Ein 65. Geburtstag
Es war ein wunderschöner Tag. Die Sonne lachte am Himmel. Kein Wunder , denn Linette, meine kapriziöse, französische Freundin mit ihrem unnachahmlichen Akzent hatte Geburtstag. Überschwänglich begrüßte sie mich. Sie freute sich riesig, hatte ich doch schon seit Jahren versprochen, sie auch mal zu besuchen.Aber seitdem sie Bremen verlassen hatte und sich in Niedersachsen eine Wohnung gesucht hatte, war mir der Weg immer zu kompliziert erschienen. Nun aber hatte sie mir die passende Busverbindung heraus gesucht, und mit einiger Verspätung, der Bus hatte die Haltestelle falsch angegeben, konnten wir uns nun doch noch in die Arme schließen.

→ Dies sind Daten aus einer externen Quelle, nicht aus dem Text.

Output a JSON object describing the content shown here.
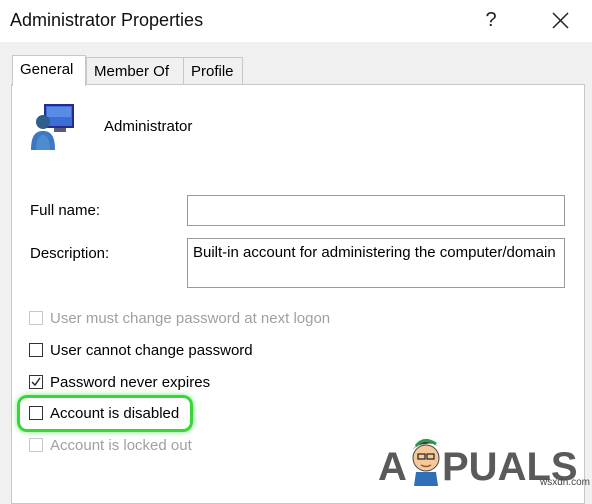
{
  "window": {
    "title": "Administrator Properties",
    "help_label": "?",
    "close_icon": "close-icon"
  },
  "tabs": [
    {
      "label": "General",
      "active": true
    },
    {
      "label": "Member Of",
      "active": false
    },
    {
      "label": "Profile",
      "active": false
    }
  ],
  "user": {
    "icon": "user-computer-icon",
    "name": "Administrator"
  },
  "fields": {
    "full_name_label": "Full name:",
    "full_name_value": "",
    "description_label": "Description:",
    "description_value": "Built-in account for administering the computer/domain"
  },
  "options": [
    {
      "label": "User must change password at next logon",
      "checked": false,
      "disabled": true
    },
    {
      "label": "User cannot change password",
      "checked": false,
      "disabled": false
    },
    {
      "label": "Password never expires",
      "checked": true,
      "disabled": false
    },
    {
      "label": "Account is disabled",
      "checked": false,
      "disabled": false
    },
    {
      "label": "Account is locked out",
      "checked": false,
      "disabled": true
    }
  ],
  "watermark": {
    "brand": "APPUALS",
    "site": "wsxdn.com"
  },
  "colors": {
    "highlight": "#39d639",
    "disabled_text": "#a0a0a0"
  }
}
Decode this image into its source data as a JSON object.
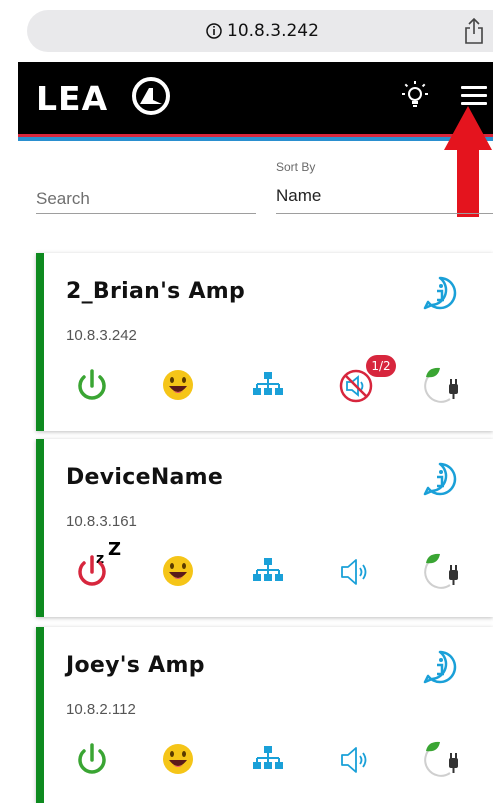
{
  "browser": {
    "url": "10.8.3.242"
  },
  "header": {
    "logo_text": "LEA",
    "colors": {
      "background": "#000000",
      "stripe_red": "#d9263b",
      "stripe_blue": "#2a8fcf"
    }
  },
  "controls": {
    "search_placeholder": "Search",
    "sort_label": "Sort By",
    "sort_value": "Name"
  },
  "devices": [
    {
      "name": "2_Brian's Amp",
      "ip": "10.8.3.242",
      "power_state": "on",
      "speaker_state": "muted",
      "speaker_badge": "1/2"
    },
    {
      "name": "DeviceName",
      "ip": "10.8.3.161",
      "power_state": "standby",
      "speaker_state": "normal"
    },
    {
      "name": "Joey's Amp",
      "ip": "10.8.2.112",
      "power_state": "on",
      "speaker_state": "normal"
    }
  ],
  "icons": [
    "info-icon",
    "power-icon",
    "smiley-icon",
    "network-icon",
    "speaker-icon",
    "eco-plug-icon",
    "bulb-icon",
    "hamburger-menu-icon",
    "share-icon"
  ],
  "colors": {
    "card_accent": "#0e8a1f",
    "power_on": "#3aa533",
    "power_standby": "#d7263d",
    "accent_blue": "#1aa0d8",
    "smiley": "#f5c518",
    "muted_red": "#d7263d",
    "annotation_arrow": "#e4141e"
  }
}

Der Kaffee dampfte schon auf dem Tisch und der Pfirsich und Erdbeerkuchen sahen sehr einladend aus
Heute wollte sie mich doch einmal mit ihren anderen Freunden bekannt machen. Gespannt wartete ich nun auf die Dinge, die da kommen sollten. Und Sie kamen ---
Linette hatte schon so viel von Rosi erzählt, der der Ruf vorauseilte, schon mehrere ihrer Männer überlebt zu haben.
Nun wurde ich vorgestellt. Selma war eine attraktive Endfünfzigerin, Rose in den 70 ern und schließlich ein Herr, der sich als Goethe vorstellte, wobei der Name nun wirklich nicht zu ihm passte. Stöhnend , wahrscheinlich der steilen Treppe wegen ließen sie sich nach der Begrüßung in die Polster von Linettes gemütlicher Couch fallen.
„Rosi, nun zeig mir mal Deinen Ballen“ Selma stieß ihre Nachbarin an. Rosi kam sofort der Aufforderung nach , und beide Damen verglichen, ungeachtet meines Beisein miteinander ihre Füße, wobei Selma sogar den lateinischen Namen ihres Ballen wußte. Ich glaube, sie nannte ihn Hallux oder ähnlich. Wolli, wie sie den Herrn Goethe nannten, verzog keine Miene dabei. Wahrscheinlich war er so etwas schon gewohnt. Ich wusste nicht so recht zu welcher Dame er wohl gehörte. Er saß zwischen den Beiden auf der Couch.
„Nanu“ dachte ich, bin ich hier auf einem Geburtstag oder einem Fußpflegekongress.
Gut dass Linette nun aus der Küche erschien und zu Tisch bat. Womöglich hätte ich mir sonst noch sämtliche Fußkrankheiten anhören müssen.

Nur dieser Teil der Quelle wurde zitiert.